Première journée ensoleillée sur le BSF

Ouverture des portes du Brussels Summer Festival ce vendredi soir. Longues files pour échanger son ticket contre un bracelet, grande joie en découvrant que la bière officielle du festival est de la Maes (!) et sons electro jusqu’au bout de la nuit.

 

 

C’est un peu avant 18h que les portes s’ouvrent, laissant place au groupe belge Willow sur la Mainstage de la Place des Palais. Le chanteur, t-shirt bariolé et lunettes de soleil plantées sur le nez, mettra tout en œuvre durant une heure pour faire bouger et chanter le public, peu nombreux pour ce premier concert du BSF. Pari réussi ! A l’aide de leurs morceaux mi-rock/mi-electro (qui font d’ailleurs penser à ceux de The Editors ou de Block Party), les six musiciens flamands (ils viennent de Louvain) permettent au public d’esquisser ses premiers pas de danses, sous un soleil radieux.

 

 

 

 

On a eu droit à presque l’intégralité de leur premier album : We the young:  We walk alone, House of Love, Gold, Sweater, Wasters, les morceaux s’enchaînent et ne se ressemblent pas.

La reprise très réussie de Never Let Me Go, morceau de l’excellent groupe Florence and The Machine finit de convaincre tout le monde et confirme tout le bien que l’on pensait d’eux.

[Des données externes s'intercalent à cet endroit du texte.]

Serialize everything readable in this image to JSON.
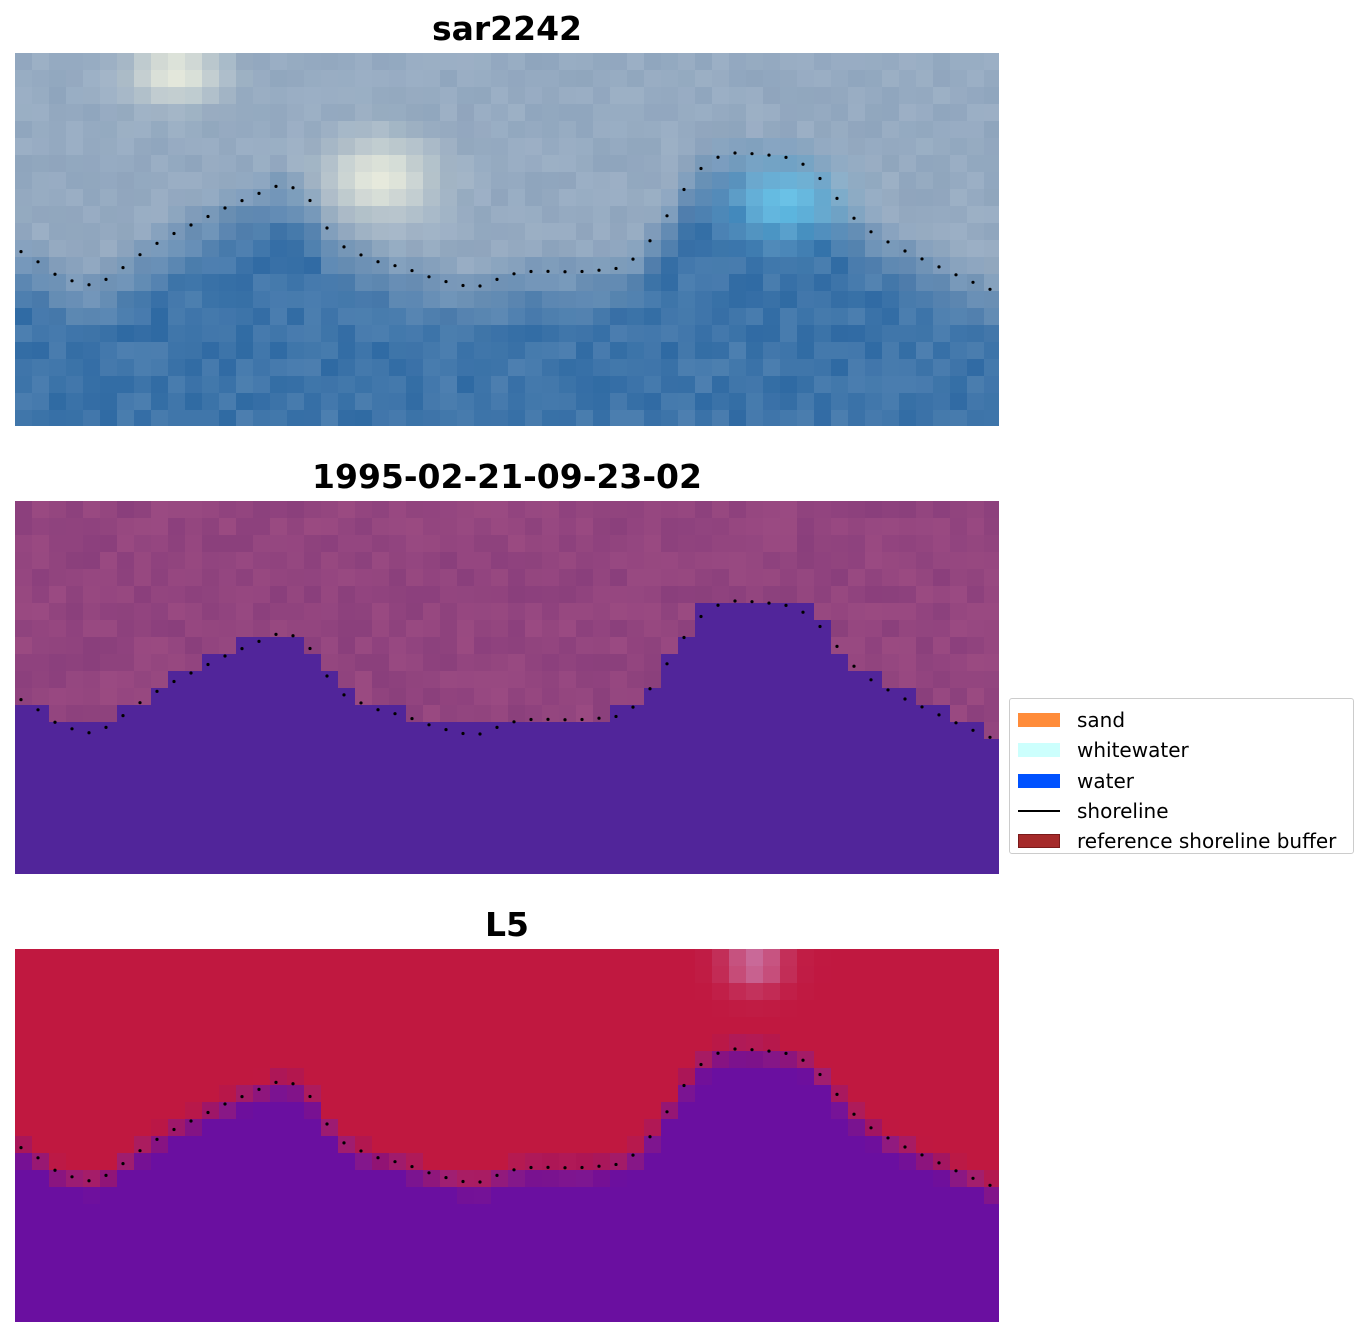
{
  "panels": [
    {
      "title": "sar2242",
      "style": "rgb"
    },
    {
      "title": "1995-02-21-09-23-02",
      "style": "classified"
    },
    {
      "title": "L5",
      "style": "ndwi"
    }
  ],
  "legend": {
    "items": [
      {
        "label": "sand",
        "color": "#ff8c3a",
        "kind": "patch"
      },
      {
        "label": "whitewater",
        "color": "#ccfffd",
        "kind": "patch"
      },
      {
        "label": "water",
        "color": "#0052ff",
        "kind": "patch"
      },
      {
        "label": "shoreline",
        "color": "#000000",
        "kind": "line"
      },
      {
        "label": "reference shoreline buffer",
        "color": "#a52a2a",
        "kind": "patch"
      }
    ]
  },
  "colors": {
    "rgb_land": "#8fa5bd",
    "rgb_water": "#2f6aa3",
    "classified_land": "#8a3f7c",
    "classified_water": "#51259a",
    "ndwi_land": "#c01840",
    "ndwi_water": "#6a0fa0",
    "shoreline": "#000000"
  }
}
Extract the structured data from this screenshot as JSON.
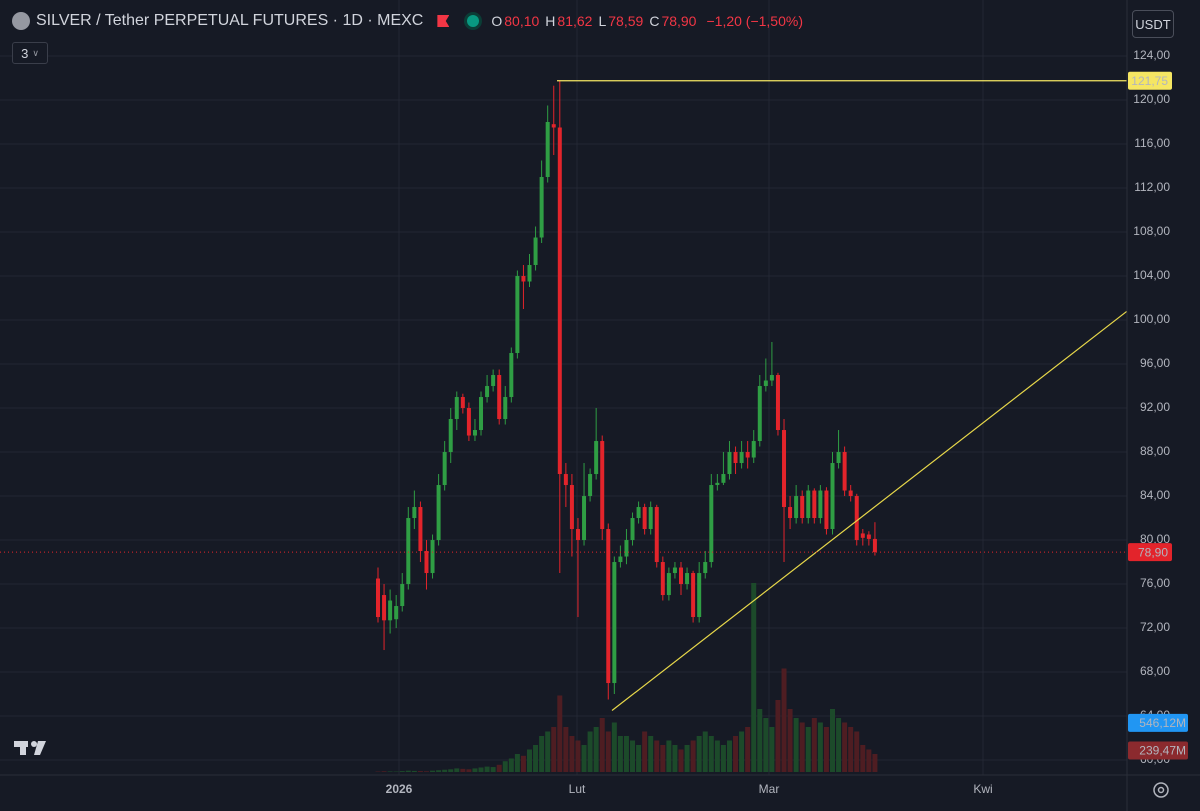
{
  "header": {
    "title": "SILVER / Tether PERPETUAL FUTURES · 1D · MEXC",
    "ohlc": [
      {
        "key": "O",
        "text": "80,10"
      },
      {
        "key": "H",
        "text": "81,62"
      },
      {
        "key": "L",
        "text": "78,59"
      },
      {
        "key": "C",
        "text": "78,90"
      }
    ],
    "change": "−1,20 (−1,50%)",
    "badge": "3",
    "currency": "USDT"
  },
  "chart_data": {
    "type": "candlestick",
    "open": [
      76.5,
      75,
      72.7,
      72.8,
      74,
      76,
      82,
      83,
      79,
      77,
      80,
      85,
      88,
      91,
      93,
      92,
      89.5,
      90,
      93,
      94,
      95,
      91,
      93,
      97,
      104,
      103.5,
      105,
      107.5,
      113,
      117.8,
      117.5,
      86,
      85,
      81,
      80,
      84,
      86,
      89,
      81,
      67,
      78,
      78.5,
      80,
      82,
      83,
      81,
      83,
      78,
      75,
      77,
      77.5,
      76,
      77,
      73,
      77,
      78,
      85,
      85.2,
      86,
      88,
      87,
      88,
      87.5,
      89,
      94,
      94.5,
      95,
      90,
      83,
      82,
      84,
      82,
      84.5,
      82,
      84.5,
      81,
      87,
      88,
      84.5,
      84,
      80.6,
      80.5,
      80.1
    ],
    "high": [
      77.5,
      76,
      75.5,
      75,
      77,
      83,
      84.5,
      83.5,
      80,
      80.5,
      86,
      89,
      92,
      93.5,
      93.3,
      92.5,
      91,
      93.5,
      95,
      95.5,
      95.5,
      94,
      97.5,
      104.5,
      105,
      106,
      108.5,
      114.5,
      119.5,
      121.3,
      121.75,
      87,
      86,
      82,
      87,
      86.5,
      92,
      89.5,
      81.5,
      78.5,
      79.5,
      81,
      82.5,
      83.5,
      83.3,
      83.5,
      83.2,
      78.5,
      77.5,
      78,
      78,
      77.5,
      77.2,
      78,
      79,
      86,
      86,
      88,
      89,
      88.5,
      89,
      89,
      90,
      95,
      96.5,
      98,
      95.2,
      91,
      84,
      85,
      84.5,
      85,
      84.7,
      85,
      84.8,
      88,
      90,
      88.5,
      85,
      84.2,
      81,
      80.8,
      81.62
    ],
    "low": [
      72.5,
      70,
      71.5,
      72,
      73.5,
      75.5,
      81,
      78,
      75.5,
      76.5,
      79.5,
      84.5,
      87,
      90,
      91.5,
      89,
      89,
      89.5,
      92.5,
      93.5,
      90.5,
      90.5,
      92.5,
      96.5,
      101,
      103,
      104.5,
      107,
      112.5,
      115,
      77,
      83,
      78.5,
      73,
      79.5,
      83.5,
      85.5,
      80,
      65.5,
      66,
      77.5,
      77.8,
      79.5,
      81.5,
      80.5,
      80.5,
      77.5,
      74.5,
      74.5,
      76.5,
      75,
      75.5,
      72.5,
      72.5,
      76.5,
      77.5,
      84.5,
      85,
      85.5,
      86,
      86.5,
      86.5,
      87,
      88.5,
      93.5,
      94,
      89.5,
      78,
      81,
      81.5,
      81.5,
      81.5,
      81.5,
      81.5,
      80.5,
      80.5,
      86.5,
      84,
      83.5,
      79.5,
      79.5,
      79.5,
      78.59
    ],
    "close": [
      73,
      72.7,
      74.5,
      74,
      76,
      82,
      83,
      79,
      77,
      80,
      85,
      88,
      91,
      93,
      92,
      89.5,
      90,
      93,
      94,
      95,
      91,
      93,
      97,
      104,
      103.5,
      105,
      107.5,
      113,
      118,
      117.5,
      86,
      85,
      81,
      80,
      84,
      86,
      89,
      81,
      67,
      78,
      78.5,
      80,
      82,
      83,
      81,
      83,
      78,
      75,
      77,
      77.5,
      76,
      77,
      73,
      77,
      78,
      85,
      85.2,
      86,
      88,
      87,
      88,
      87.5,
      89,
      94,
      94.5,
      95,
      90,
      83,
      82,
      84,
      82,
      84.5,
      82,
      84.5,
      81,
      87,
      88,
      84.5,
      84,
      80,
      80.2,
      80.1,
      78.9
    ],
    "volume": [
      5,
      8,
      6,
      5,
      10,
      15,
      12,
      10,
      8,
      15,
      20,
      25,
      30,
      40,
      35,
      30,
      40,
      50,
      60,
      55,
      80,
      120,
      150,
      200,
      180,
      250,
      300,
      400,
      450,
      500,
      850,
      500,
      400,
      350,
      300,
      450,
      500,
      600,
      450,
      550,
      400,
      400,
      350,
      300,
      450,
      400,
      350,
      300,
      350,
      300,
      250,
      300,
      350,
      400,
      450,
      400,
      350,
      300,
      350,
      400,
      450,
      500,
      2100,
      700,
      600,
      500,
      800,
      1150,
      700,
      600,
      550,
      500,
      600,
      550,
      500,
      700,
      600,
      550,
      500,
      450,
      300,
      250,
      200
    ],
    "volume_labels": [
      {
        "value": 546.12,
        "label": "546,12M",
        "color": "#2196f3"
      },
      {
        "value": 239.47,
        "label": "239,47M",
        "color": "#8b2a2e"
      }
    ],
    "up_color": "#2f9e44",
    "down_color": "#e3242b",
    "up_volume_color": "#1c4a2a",
    "down_volume_color": "#4e1d22",
    "ylim": [
      58.64,
      129.09
    ],
    "yticks": [
      {
        "value": 124,
        "label": "124,00"
      },
      {
        "value": 120,
        "label": "120,00"
      },
      {
        "value": 116,
        "label": "116,00"
      },
      {
        "value": 112,
        "label": "112,00"
      },
      {
        "value": 108,
        "label": "108,00"
      },
      {
        "value": 104,
        "label": "104,00"
      },
      {
        "value": 100,
        "label": "100,00"
      },
      {
        "value": 96,
        "label": "96,00"
      },
      {
        "value": 92,
        "label": "92,00"
      },
      {
        "value": 88,
        "label": "88,00"
      },
      {
        "value": 84,
        "label": "84,00"
      },
      {
        "value": 80,
        "label": "80,00"
      },
      {
        "value": 76,
        "label": "76,00"
      },
      {
        "value": 72,
        "label": "72,00"
      },
      {
        "value": 68,
        "label": "68,00"
      },
      {
        "value": 64,
        "label": "64,00"
      },
      {
        "value": 60,
        "label": "60,00"
      }
    ],
    "x_labels": [
      "2026",
      "Lut",
      "Mar",
      "Kwi"
    ],
    "hline": {
      "value": 121.75,
      "label": "121,75",
      "color": "#f5e663"
    },
    "last_price": {
      "value": 78.9,
      "label": "78,90",
      "color": "#e3242b"
    },
    "trendline": {
      "values": [
        64.5,
        100.8
      ],
      "color": "#e8d84a"
    },
    "grid": true
  }
}
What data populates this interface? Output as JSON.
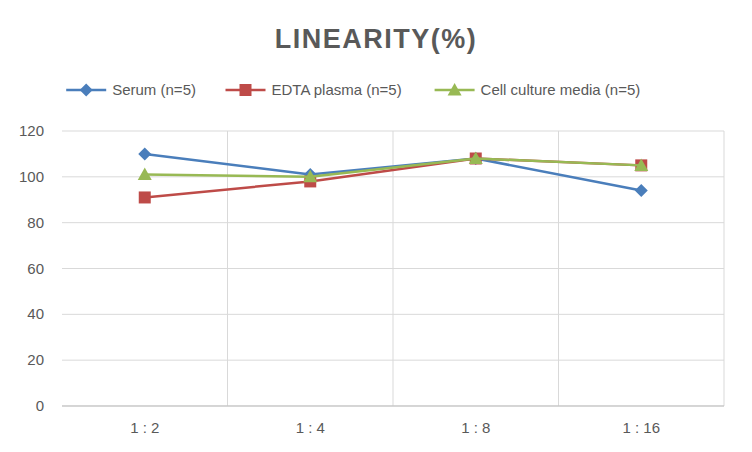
{
  "chart_data": {
    "type": "line",
    "title": "LINEARITY(%)",
    "categories": [
      "1:2",
      "1:4",
      "1:8",
      "1:16"
    ],
    "series": [
      {
        "name": "Serum (n=5)",
        "color": "#4a7ebb",
        "marker": "diamond",
        "values": [
          110,
          101,
          108,
          94
        ]
      },
      {
        "name": "EDTA plasma (n=5)",
        "color": "#be4b48",
        "marker": "square",
        "values": [
          91,
          98,
          108,
          105
        ]
      },
      {
        "name": "Cell culture media (n=5)",
        "color": "#98b954",
        "marker": "triangle",
        "values": [
          101,
          100,
          108,
          105
        ]
      }
    ],
    "ylim": [
      0,
      120
    ],
    "yticks": [
      0,
      20,
      40,
      60,
      80,
      100,
      120
    ],
    "grid": true,
    "legend": "top"
  }
}
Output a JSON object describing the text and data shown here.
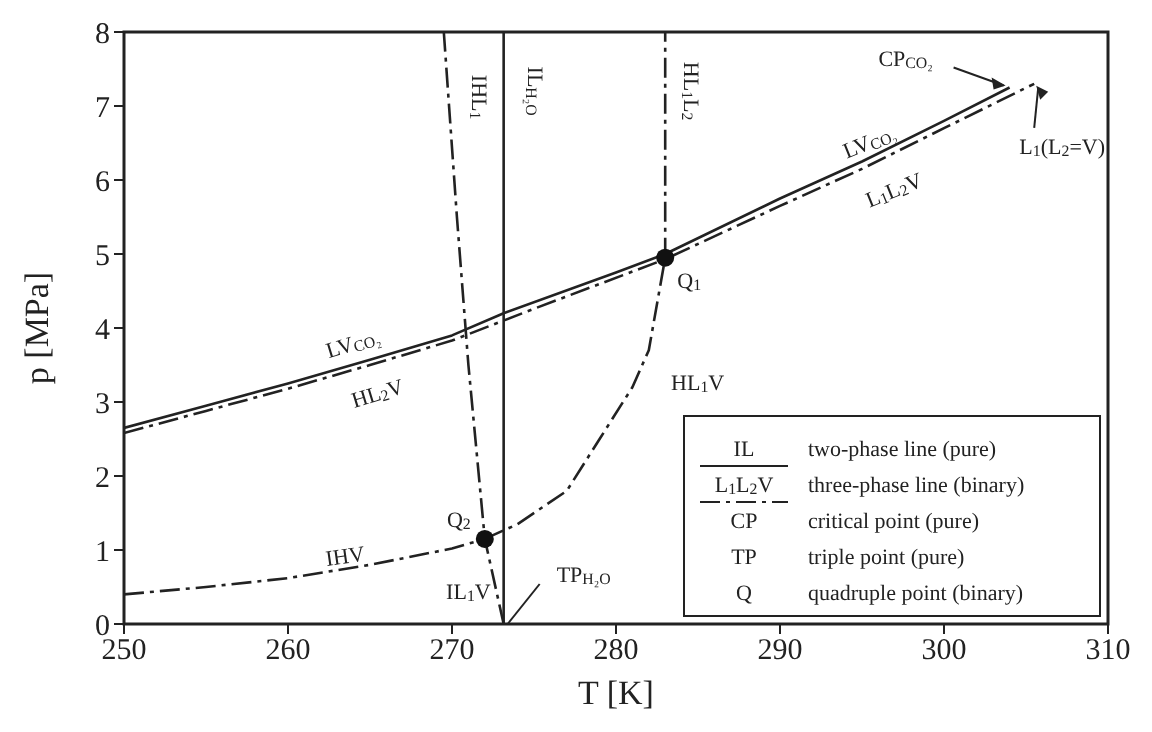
{
  "chart_data": {
    "type": "line",
    "xlabel": "T [K]",
    "ylabel": "p [MPa]",
    "xlim": [
      250,
      310
    ],
    "xticks": [
      250,
      260,
      270,
      280,
      290,
      300,
      310
    ],
    "ylim": [
      0,
      8
    ],
    "yticks": [
      0,
      1,
      2,
      3,
      4,
      5,
      6,
      7,
      8
    ],
    "grid": false,
    "legend": false,
    "marker": "none",
    "series": [
      {
        "color": "#222222",
        "line_style": "solid",
        "x": [
          250,
          255,
          260,
          265,
          270,
          273.15,
          280,
          283,
          290,
          295,
          300,
          304
        ],
        "values": [
          2.65,
          2.95,
          3.25,
          3.57,
          3.9,
          4.2,
          4.75,
          5.0,
          5.75,
          6.25,
          6.8,
          7.25
        ]
      },
      {
        "color": "#222222",
        "line_style": "dashed",
        "x": [
          250,
          255,
          260,
          265,
          270,
          275,
          283,
          290,
          295,
          300,
          305.5
        ],
        "values": [
          2.58,
          2.88,
          3.18,
          3.5,
          3.83,
          4.26,
          4.93,
          5.65,
          6.15,
          6.7,
          7.3
        ]
      },
      {
        "color": "#222222",
        "line_style": "solid",
        "x": [
          273.15,
          273.15
        ],
        "values": [
          0,
          8
        ]
      },
      {
        "color": "#222222",
        "line_style": "dashed",
        "x": [
          273.15,
          272,
          271,
          270.3,
          269.5
        ],
        "values": [
          0,
          1.15,
          3.5,
          5.5,
          8
        ]
      },
      {
        "color": "#222222",
        "line_style": "dashed",
        "x": [
          283,
          283
        ],
        "values": [
          4.95,
          8
        ]
      },
      {
        "color": "#222222",
        "line_style": "dashed",
        "x": [
          250,
          255,
          260,
          265,
          270,
          272
        ],
        "values": [
          0.4,
          0.5,
          0.62,
          0.8,
          1.02,
          1.15
        ]
      },
      {
        "color": "#222222",
        "line_style": "dashed",
        "x": [
          272,
          274,
          277,
          279,
          281,
          282,
          283
        ],
        "values": [
          1.15,
          1.35,
          1.8,
          2.5,
          3.2,
          3.7,
          4.95
        ]
      },
      {
        "type": "scatter",
        "color": "#111111",
        "marker": "circle",
        "x": [
          283,
          272
        ],
        "values": [
          4.95,
          1.15
        ]
      }
    ],
    "annotations": [
      {
        "text": "CP$_{CO₂}$",
        "x": 304,
        "y": 7.25
      },
      {
        "text": "L$_{1}$(L$_{2}$=V)",
        "x": 305.5,
        "y": 7.3
      },
      {
        "text": "Q$_{1}$",
        "x": 283,
        "y": 4.95
      },
      {
        "text": "Q$_{2}$",
        "x": 272,
        "y": 1.15
      },
      {
        "text": "TP$_{H₂O}$",
        "x": 273.15,
        "y": 0
      },
      "IHL$_{1}$",
      "IL$_{H₂O}$",
      "HL$_{1}$L$_{2}$",
      "LV$_{CO₂}$",
      "HL$_{2}$V",
      "LV$_{CO₂}$",
      "L$_{1}$L$_{2}$V",
      "IHV",
      "IL$_{1}$V",
      "HL$_{1}$V",
      "IL",
      "two-phase line (pure)",
      "L$_{1}$L$_{2}$V",
      "three-phase line (binary)",
      "CP",
      "critical point (pure)",
      "TP",
      "triple point (pure)",
      "Q",
      "quadruple point (binary)"
    ]
  }
}
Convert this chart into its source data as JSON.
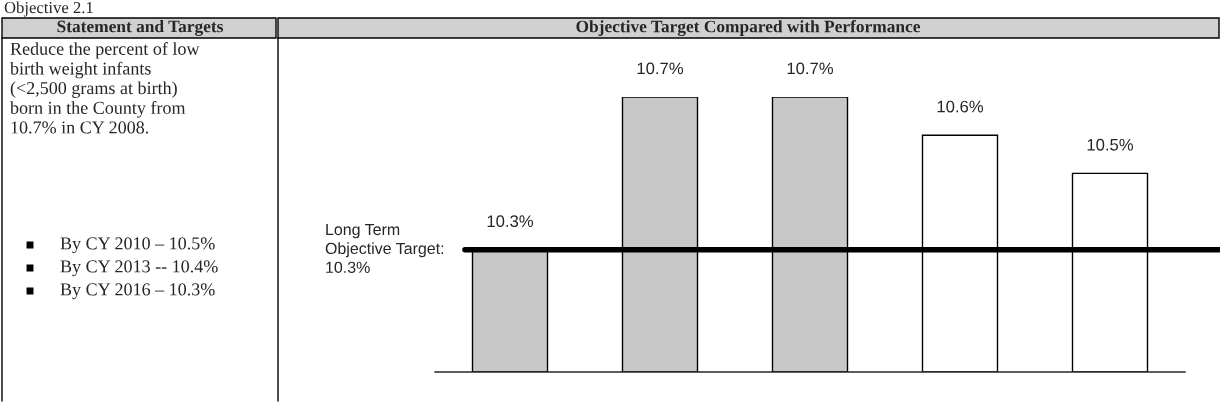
{
  "chart_data": {
    "type": "bar",
    "title": "Objective 2.1",
    "annotations": [
      "Statement and Targets",
      "Objective Target Compared with Performance",
      "Reduce the percent of low\nbirth weight infants\n(<2,500 grams at birth)\nborn in the County from\n10.7% in CY 2008.",
      "By CY 2010 – 10.5%",
      "By CY 2013 -- 10.4%",
      "By CY 2016 – 10.3%"
    ],
    "categories": [
      null,
      null,
      null,
      null,
      null
    ],
    "values": [
      10.3,
      10.7,
      10.7,
      10.6,
      10.5
    ],
    "colors": [
      "#c8c8c8",
      "#c8c8c8",
      "#c8c8c8",
      "#ffffff",
      "#ffffff"
    ],
    "value_labels": [
      "10.3%",
      "10.7%",
      "10.7%",
      "10.6%",
      "10.5%"
    ],
    "ylim": [
      9.98,
      10.7
    ],
    "ref_lines": [
      {
        "axis": "y",
        "value": 10.3,
        "label": "Long Term\nObjective Target:\n10.3%",
        "color": "#000000"
      }
    ],
    "grid": false,
    "legend": false
  }
}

En effet, ils sont notamment arrivé troisièmes du concours Humo Rock Rally (qui a notamment fait découvrir dEUS et Arid) et ont reçu le prix du public.

 

 

Le BSF était associé aux Apéros Urbains pour un Electrocity de folie sur la scène du Monts des Arts. Si la plupart des groupes proposent de la techno de base (et vraiment, vraiment trop répétitive), quelques-uns se sont néanmoins illustrés comme les Montevidéo, qui dès 19h00 mettent le feu au public avec leur DJ Set.

 

 

 

 

20H30. Direction le concert du groupe de folk belge Too Much and The Whites Nots dans une Magic Mirrors qui s’est déplacée vers la Place du Musée (et n’est pas des plus faciles à trouver). Les places assises sont toutes prises et beaucoup de gens restent debout au fond. Beau succès pour le groupe.

 

 

Vers 21h00, alors que la Mainstage résonne des premières notes bien rock du groupe anglais John Cale and Band, le groupe electro The Oddword monte sur la scène d’Electrocity. C’est parti pour une heure de mix, avec notamment des sons de jeux vidéo ou encore des groupe System of A Down et The Prodigy. Le public venu en nombre est conquis.

 

 

Vers 23h, c’est au tour de Charlie Winston de faire son show, avant de laisser place à Dr Lektroluv sur la scène du Monts des Arts et qui la fera bouger jusqu’au bout de la nuit  (pas trop tard quand même, parce que les riverains autour du site ne sont pas toujours les plus ravis par le festival).